Mary and her twin brother Charlie (Gabriel Chung) are about to graduate high school and go off to college. That impending empty-nest change seems to weigh heavily on Joe especially, along with thoughts about the past raised by Elizabeth’s presence.
Unlike Gracie, who has the release valve of occasional crying jags, Joe has not fully processed what happened. While the filmmakers don’t condone Gracie’s behavior, they don’t villainize her either. But there’s a subtle sense of Joe treating her like the grownup and vice versa — the hints of patronizing attitude are almost imperceptible in Moore’s expert line readings — meaning Gracie wrote the official narrative on how their relationship got started.
The fundamental difference between Gracie and Elizabeth is established when the former expresses her preference not to dwell on the past and the latter admits she finds it useful to reflect on earlier choices and mistakes. Gracie appears not to have ever fully understood that what she did was wrong, though she points out that while she may be na?ve, she’s not insecure.

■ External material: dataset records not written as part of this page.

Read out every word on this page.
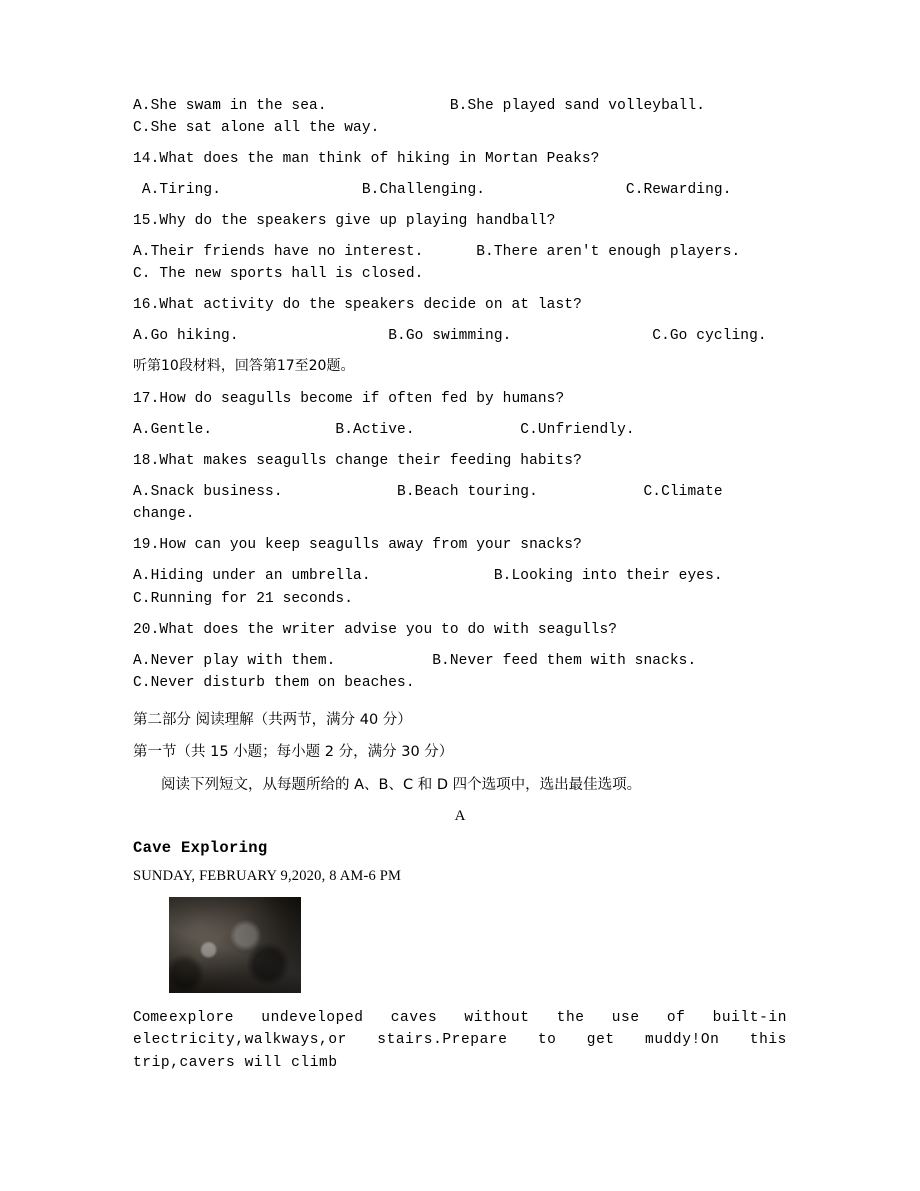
A.She swam in the sea.              B.She played sand volleyball.              C.She sat alone all the way.

14.What does the man think of hiking in Mortan Peaks?

A.Tiring.                B.Challenging.                C.Rewarding.

15.Why do the speakers give up playing handball?

A.Their friends have no interest.      B.There aren't enough players.     C. The new sports hall is closed.

16.What activity do the speakers decide on at last?

A.Go hiking.                 B.Go swimming.                C.Go cycling.

听第10段材料，回答第17至20题。

17.How do seagulls become if often fed by humans?

A.Gentle.              B.Active.            C.Unfriendly.

18.What makes seagulls change their feeding habits?

A.Snack business.             B.Beach touring.            C.Climate change.

19.How can you keep seagulls away from your snacks?

A.Hiding under an umbrella.              B.Looking into their eyes. C.Running for 21 seconds.

20.What does the writer advise you to do with seagulls?

A.Never play with them.           B.Never feed them with snacks.        C.Never disturb them on beaches.

第二部分 阅读理解（共两节，满分 40 分）

第一节（共 15 小题；每小题 2 分，满分 30 分）

阅读下列短文，从每题所给的 A、B、C 和 D 四个选项中，选出最佳选项。

A

Cave Exploring

SUNDAY, FEBRUARY 9,2020, 8 AM-6 PM

Comeexplore undeveloped caves without the use of built-in electricity,walkways,or stairs.Prepare to get muddy!On this trip,cavers will climb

The stealth monster in all this is Elizabeth, with Portman deftly balancing the character’s polished interpersonal skills with her ravenous ambition, making every nugget of information and every behavioral clue fair game as research material. In one early giveaway moment, she visits the pet store where Gracie and Joe were caught in the act, parking herself in the stockroom doorway and writhing with imagined sexual pleasure, recalling the more demented extremes of Portman’s Black Swan turn. You might wish for more scenes of that tenor, giving the movie a more vital pulse.
The most shocking developments show Elizabeth’s willingness to prey on Joe’s vulnerability in a scene that brings a welcome temperature increase and a hint of lurid Single White Female creepiness. Even worse is what immediately follows, when she quite literally establishes that she’s the grownup. The movie is not the best advertisement for the humanity of actors.

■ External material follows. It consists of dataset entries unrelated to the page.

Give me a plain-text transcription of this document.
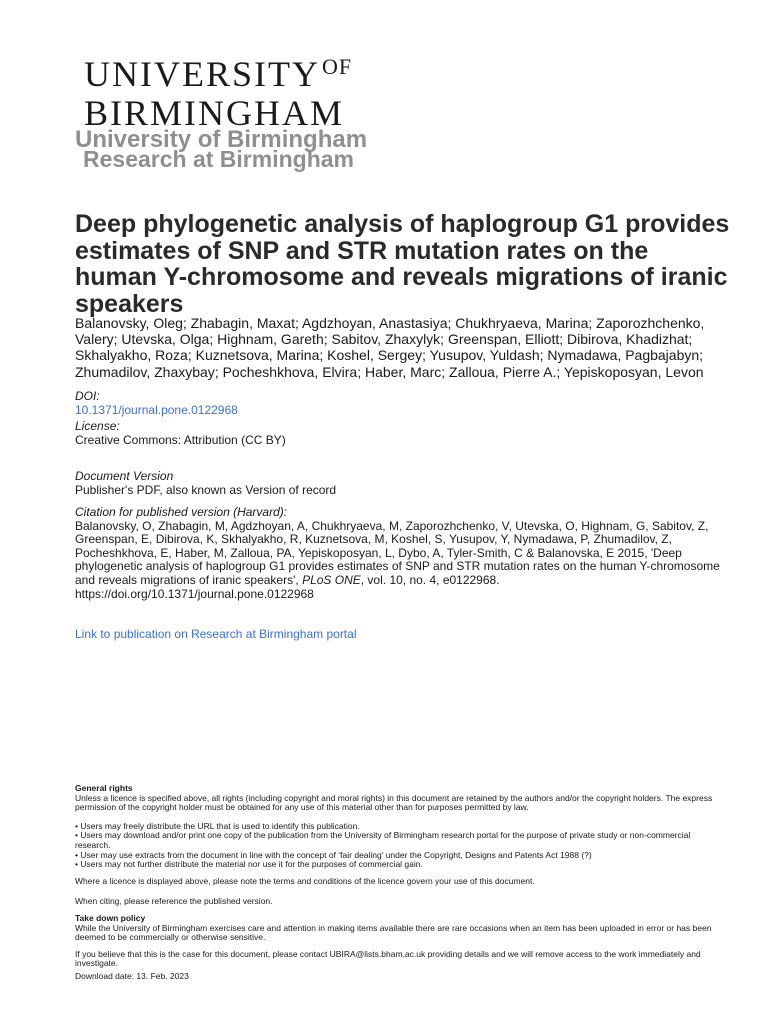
$UNIVERSITY^{OF}$
BIRMINGHAM
University of Birmingham
Research at Birmingham
Deep phylogenetic analysis of haplogroup G1 provides estimates of SNP and STR mutation rates on the human Y-chromosome and reveals migrations of iranic speakers
Balanovsky, Oleg; Zhabagin, Maxat; Agdzhoyan, Anastasiya; Chukhryaeva, Marina; Zaporozhchenko, Valery; Utevska, Olga; Highnam, Gareth; Sabitov, Zhaxylyk; Greenspan, Elliott; Dibirova, Khadizhat; Skhalyakho, Roza; Kuznetsova, Marina; Koshel, Sergey; Yusupov, Yuldash; Nymadawa, Pagbajabyn; Zhumadilov, Zhaxybay; Pocheshkhova, Elvira; Haber, Marc; Zalloua, Pierre A.; Yepiskoposyan, Levon
DOI:
10.1371/journal.pone.0122968
License:
Creative Commons: Attribution (CC BY)
Document Version
Publisher's PDF, also known as Version of record
Citation for published version (Harvard):
Balanovsky, O, Zhabagin, M, Agdzhoyan, A, Chukhryaeva, M, Zaporozhchenko, V, Utevska, O, Highnam, G, Sabitov, Z, Greenspan, E, Dibirova, K, Skhalyakho, R, Kuznetsova, M, Koshel, S, Yusupov, Y, Nymadawa, P, Zhumadilov, Z, Pocheshkhova, E, Haber, M, Zalloua, PA, Yepiskoposyan, L, Dybo, A, Tyler-Smith, C & Balanovska, E 2015, 'Deep phylogenetic analysis of haplogroup G1 provides estimates of SNP and STR mutation rates on the human Y-chromosome and reveals migrations of iranic speakers', PLoS ONE, vol. 10, no. 4, e0122968. https://doi.org/10.1371/journal.pone.0122968
Link to publication on Research at Birmingham portal
General rights
Unless a licence is specified above, all rights (including copyright and moral rights) in this document are retained by the authors and/or the copyright holders. The express permission of the copyright holder must be obtained for any use of this material other than for purposes permitted by law.
• Users may freely distribute the URL that is used to identify this publication.
• Users may download and/or print one copy of the publication from the University of Birmingham research portal for the purpose of private study or non-commercial research.
• User may use extracts from the document in line with the concept of ‘fair dealing’ under the Copyright, Designs and Patents Act 1988 (?)
• Users may not further distribute the material nor use it for the purposes of commercial gain.
Where a licence is displayed above, please note the terms and conditions of the licence govern your use of this document.
When citing, please reference the published version.
Take down policy
While the University of Birmingham exercises care and attention in making items available there are rare occasions when an item has been uploaded in error or has been deemed to be commercially or otherwise sensitive.
If you believe that this is the case for this document, please contact UBIRA@lists.bham.ac.uk providing details and we will remove access to the work immediately and investigate.
Download date: 13. Feb. 2023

Melton very much looks the part, with a particular kind of beauty that still carries clear traces of his teenage face, even if the limits of his range show in some of the more emotional scenes. To be fair though, there aren’t many young actors who wouldn’t be outclassed by Portman and Moore. The turbulence uncorked in Gracie and Joe’s marriage threatens serious damage, but somehow the film remains too restrained to be dramatically satisfying.

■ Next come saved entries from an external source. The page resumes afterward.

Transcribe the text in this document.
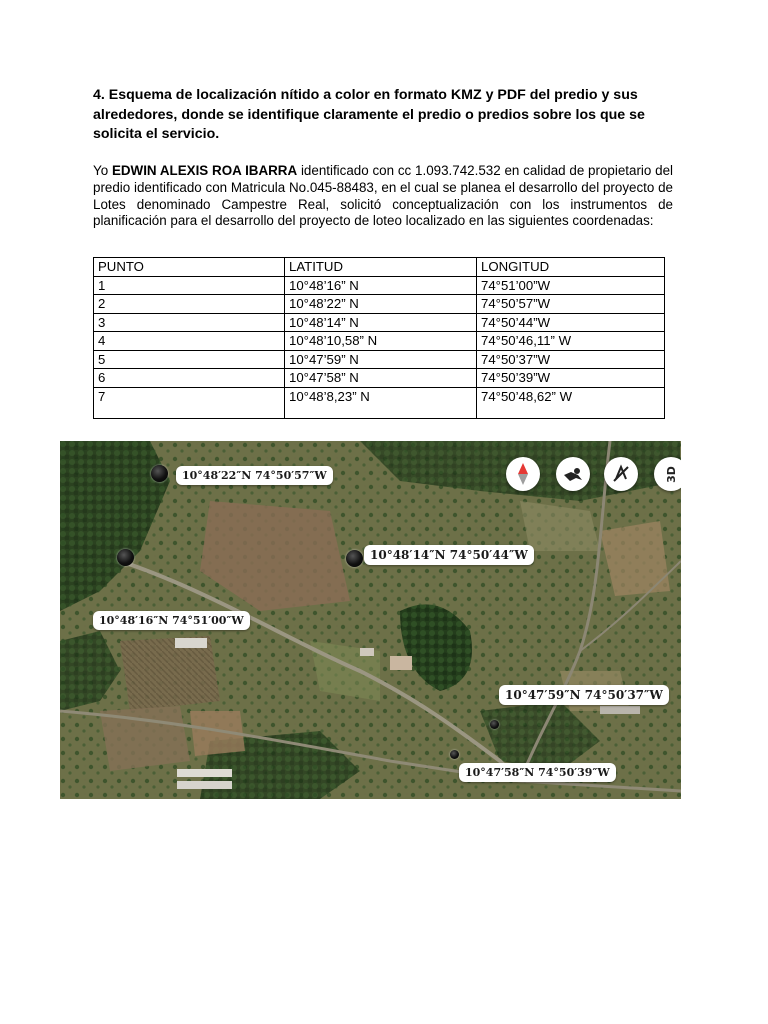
4. Esquema de localización nítido a color en formato KMZ y PDF del predio y sus alrededores, donde se identifique claramente el predio o predios sobre los que se solicita el servicio.
Yo EDWIN ALEXIS ROA IBARRA identificado con cc 1.093.742.532 en calidad de propietario del predio identificado con Matricula No.045-88483, en el cual se planea el desarrollo del proyecto de Lotes denominado Campestre Real, solicitó conceptualización con los instrumentos de planificación para el desarrollo del proyecto de loteo localizado en las siguientes coordenadas:
PUNTO	LATITUD	LONGITUD
1	10°48’16” N	74°51’00”W
2	10°48’22” N	74°50’57”W
3	10°48’14” N	74°50’44”W
4	10°48’10,58” N	74°50’46,11” W
5	10°47’59” N	74°50’37”W
6	10°47’58” N	74°50’39”W
7	10°48’8,23” N	74°50’48,62” W
10°48′22″N 74°50′57″W
10°48′14″N 74°50′44″W
10°48′16″N 74°51′00″W
10°47′59″N 74°50′37″W
10°47′58″N 74°50′39″W
3D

The lead actors ensure that it’s always fascinating, but despite the raw nature of the wounds reopened, it’s all a bit glacial. Blauvelt’s camera gets in close at regular intervals to the lush vegetation from which Joe gathers tiny eggs for his hobby of breeding monarch butterflies. Those images hint at a hothouse atmosphere of which the rather academic May December could have used a bit more.